IBM next month will launch the next release of its IBM Tivoli Monitoring software, which delivers the greatest level of integration yet between Tivoli and the acquired Candle Corp. Omegamon technology and sets the stage for helping IT automate more processes to lower labor costs.
ITM 6.1 for the first time delivers cross-platform monitoring from IBM zSeries mainframes “down through Intel [Corp.] servers. Were the only vendor that will use the same monitoring technology from [zSeries] to [xSeries],” said Bob Madey, vice president of strategy and market management at IBM Tivoli, in Austin, Texas. The ITM 6.1 suite is integrated with a common enterprise management portal, which IBM is debuting this week at the Share Inc. user conference in Boston. Along with the Tivoli Enterprise Portal, ITM 6.1 integrates with IBMs forthcoming Change and Configuration Management Database and IBMs process management layer.
IBM, like many of its enterprise management competitors, is working to redesign its different management products to deliver greater levels of integration and to simplify their operation, said Donna Scott, an analyst at Gartner Inc., in Virginia Beach, Va.
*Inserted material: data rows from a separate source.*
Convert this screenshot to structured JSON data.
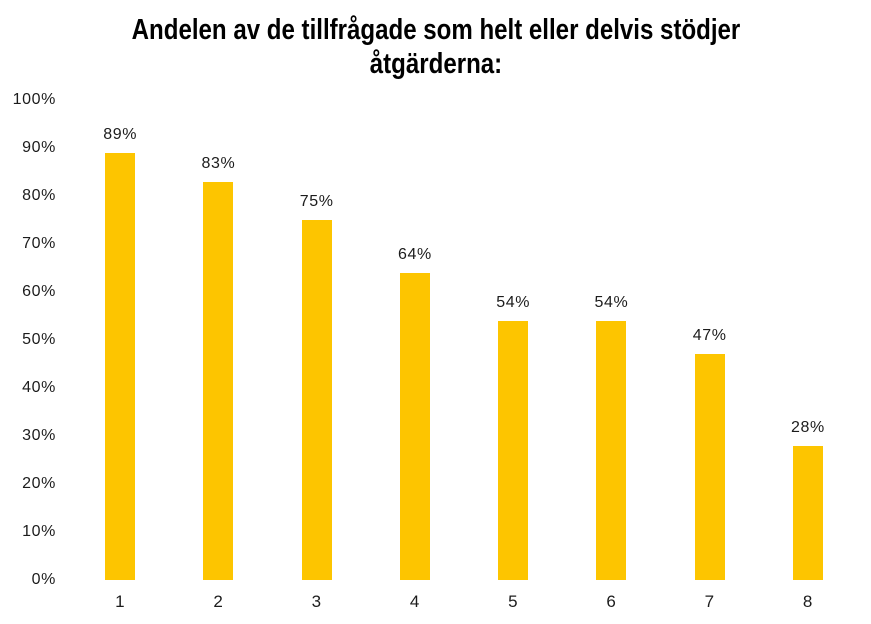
{
  "page": {
    "background_color": "#ffffff"
  },
  "chart_data": {
    "type": "bar",
    "title": "Andelen av de tillfrågade som helt eller delvis stödjer åtgärderna:",
    "categories": [
      "1",
      "2",
      "3",
      "4",
      "5",
      "6",
      "7",
      "8"
    ],
    "values": [
      89,
      83,
      75,
      64,
      54,
      54,
      47,
      28
    ],
    "value_labels": [
      "89%",
      "83%",
      "75%",
      "64%",
      "54%",
      "54%",
      "47%",
      "28%"
    ],
    "xlabel": "",
    "ylabel": "",
    "ylim": [
      0,
      100
    ],
    "ytick_step": 10,
    "ytick_labels": [
      "100%",
      "90%",
      "80%",
      "70%",
      "60%",
      "50%",
      "40%",
      "30%",
      "20%",
      "10%",
      "0%"
    ],
    "grid": false,
    "legend": false,
    "bar_color": "#FDC500",
    "title_color": "#000000",
    "label_color": "#1c1c1c"
  }
}
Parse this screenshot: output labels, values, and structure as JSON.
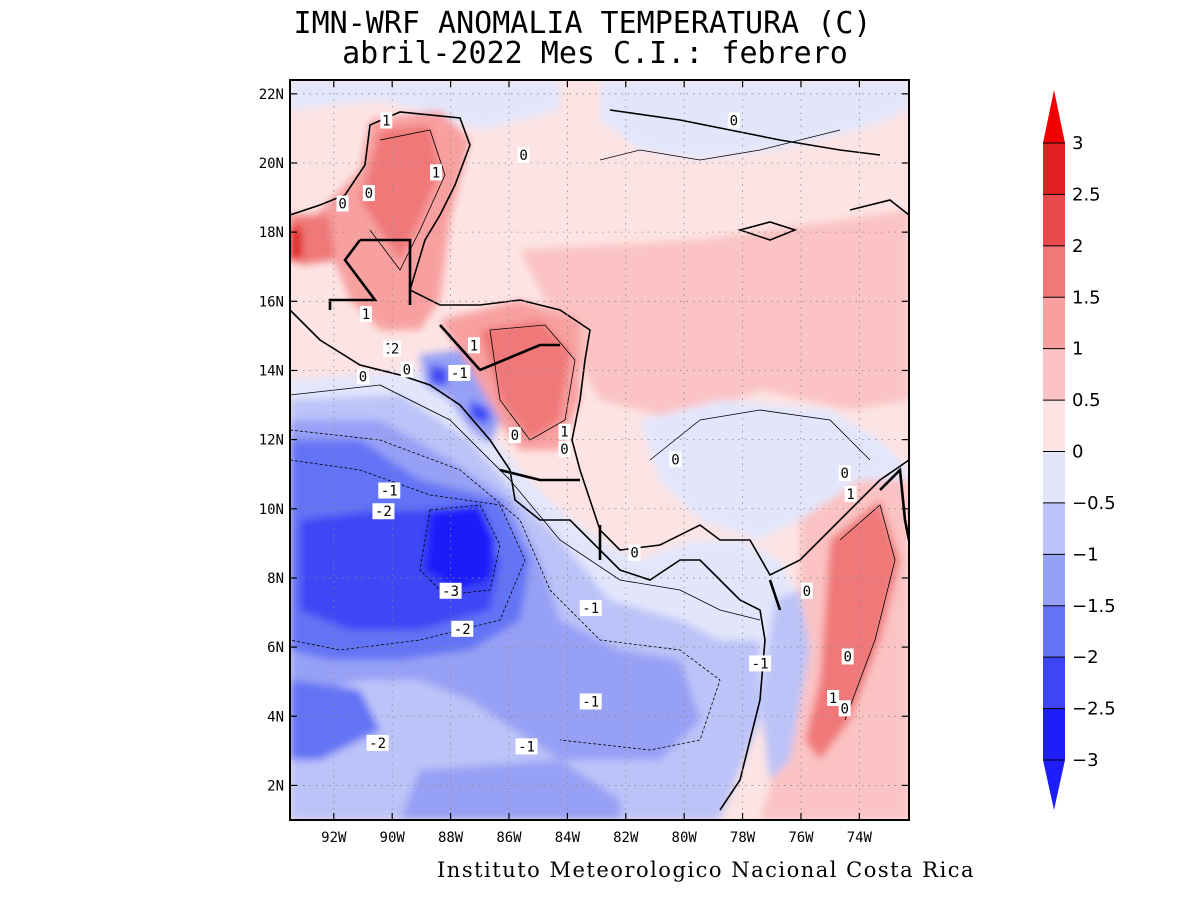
{
  "title_line_1": "IMN-WRF  ANOMALIA TEMPERATURA (C)",
  "title_line_2": "abril-2022 Mes C.I.: febrero",
  "credit": "Instituto Meteorologico Nacional Costa Rica",
  "colors": {
    "c_m3": "#1e1efa",
    "c_m25": "#3c46f5",
    "c_m2": "#6473f5",
    "c_m15": "#96a0f5",
    "c_m1": "#bcc3f8",
    "c_m05": "#e3e6fb",
    "c_0": "#fde4e4",
    "c_05": "#fbc3c3",
    "c_1": "#f8a0a0",
    "c_15": "#f07878",
    "c_2": "#e84a4a",
    "c_25": "#e02020",
    "c_3": "#f00000"
  },
  "chart_data": {
    "type": "heatmap",
    "lon_ticks": [
      "92W",
      "90W",
      "88W",
      "86W",
      "84W",
      "82W",
      "80W",
      "78W",
      "76W",
      "74W"
    ],
    "lat_ticks": [
      "22N",
      "20N",
      "18N",
      "16N",
      "14N",
      "12N",
      "10N",
      "8N",
      "6N",
      "4N",
      "2N"
    ],
    "colorbar_labels": [
      "3",
      "2.5",
      "2",
      "1.5",
      "1",
      "0.5",
      "0",
      "-0.5",
      "-1",
      "-1.5",
      "-2",
      "-2.5",
      "-3"
    ],
    "colorbar_range": [
      -3,
      3
    ],
    "contour_labels": [
      {
        "text": "1",
        "lon": -90.2,
        "lat": 21.2
      },
      {
        "text": "1",
        "lon": -88.5,
        "lat": 19.7
      },
      {
        "text": "0",
        "lon": -90.8,
        "lat": 19.1
      },
      {
        "text": "0",
        "lon": -91.7,
        "lat": 18.8
      },
      {
        "text": "0",
        "lon": -85.5,
        "lat": 20.2
      },
      {
        "text": "0",
        "lon": -78.3,
        "lat": 21.2
      },
      {
        "text": "1",
        "lon": -90.9,
        "lat": 15.6
      },
      {
        "text": "1",
        "lon": -90.1,
        "lat": 14.6
      },
      {
        "text": "2",
        "lon": -89.9,
        "lat": 14.6
      },
      {
        "text": "0",
        "lon": -89.5,
        "lat": 14.0
      },
      {
        "text": "0",
        "lon": -91.0,
        "lat": 13.8
      },
      {
        "text": "1",
        "lon": -87.2,
        "lat": 14.7
      },
      {
        "text": "-1",
        "lon": -87.7,
        "lat": 13.9
      },
      {
        "text": "0",
        "lon": -85.8,
        "lat": 12.1
      },
      {
        "text": "1",
        "lon": -84.1,
        "lat": 12.2
      },
      {
        "text": "0",
        "lon": -84.1,
        "lat": 11.7
      },
      {
        "text": "0",
        "lon": -80.3,
        "lat": 11.4
      },
      {
        "text": "-1",
        "lon": -90.1,
        "lat": 10.5
      },
      {
        "text": "-2",
        "lon": -90.3,
        "lat": 9.9
      },
      {
        "text": "-3",
        "lon": -88.0,
        "lat": 7.6
      },
      {
        "text": "-2",
        "lon": -87.6,
        "lat": 6.5
      },
      {
        "text": "0",
        "lon": -81.7,
        "lat": 8.7
      },
      {
        "text": "-1",
        "lon": -83.2,
        "lat": 7.1
      },
      {
        "text": "-1",
        "lon": -83.2,
        "lat": 4.4
      },
      {
        "text": "-1",
        "lon": -77.4,
        "lat": 5.5
      },
      {
        "text": "-1",
        "lon": -85.4,
        "lat": 3.1
      },
      {
        "text": "-2",
        "lon": -90.5,
        "lat": 3.2
      },
      {
        "text": "0",
        "lon": -75.8,
        "lat": 7.6
      },
      {
        "text": "1",
        "lon": -74.3,
        "lat": 10.4
      },
      {
        "text": "0",
        "lon": -74.5,
        "lat": 11.0
      },
      {
        "text": "0",
        "lon": -74.4,
        "lat": 5.7
      },
      {
        "text": "1",
        "lon": -74.9,
        "lat": 4.5
      },
      {
        "text": "0",
        "lon": -74.5,
        "lat": 4.2
      }
    ],
    "grid": true
  }
}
“The industry is in perpetual churn now because people are generally unhappy with the lack of integration of tools from the same vendor. Everyone is going through these massive rearchitectures to make their products easier to use, building on a higher level of data integration across their products to drive value,” said Scott. “The CMDB [configuration management database] is a key source of data integration, but the proof will be in the pudding.”
One beta tester working with the new release agreed but sees a glimmer of hope in the latest release. “Now with system management products, we have a lot of consoles we have to go to. … Our hope is the portal will give us one place to go and give us most if not all [of] our information. From what Ive seen so far, this will get us pretty close,” said the beta tester at a global packaging company, who requested anonymity.
The portal, which provides common event, system and resource views, leverages Candles visualization technology to integrate availability management products, including the Tivoli Enterprise Console, ITM, IBMs mainframe-based Tivoli NetView and Candles Omegamon.
ITM 6.1, due next quarter, also advances data integration and provides a common base monitoring agent. “It will be consistent across all those monitoring technologies to ease training and support costs. It makes it much easier to determine the root cause of a problem,” said Madey, who added that the Tivoli Business Systems Manager also exploits the new enterprise portal.
The portal also exploits enhanced data warehouse capability in ITM 6.1 to achieve greater data integration. “Were real interested in the new data warehouse in [ITM] 6.1. The fact that the portal will integrate the current data along with warehouse data and just present it to you [means] you dont have to know where its getting the data. If you want to look at the last three days of data on memory, it pulls it back to one display and shows it,” said the ITM 6.1 beta tester.
IBMs aim in its large-scale integration effort is to create a base task-level automation loop and set the stage for helping IT begin to automate its own processes, according to Madey.
The loop includes monitoring resources and transactions, analyzing data to determine the root cause of problems, planning for remediation, and then automating changes. IBM is not alone in this aim, which is driving IBMs acquisition strategy in the management space, he said.
“The final step—how you move changes into the space you want—is why BMC [Software Inc.] bought Marimba [Inc.], [Hewlett-Packard Co.] bought Novadigm [Inc.]. Its completing a basic task-level automation loop and starting to integrate around a common data set to elevate the gain to IT process-level automation,” Madey said.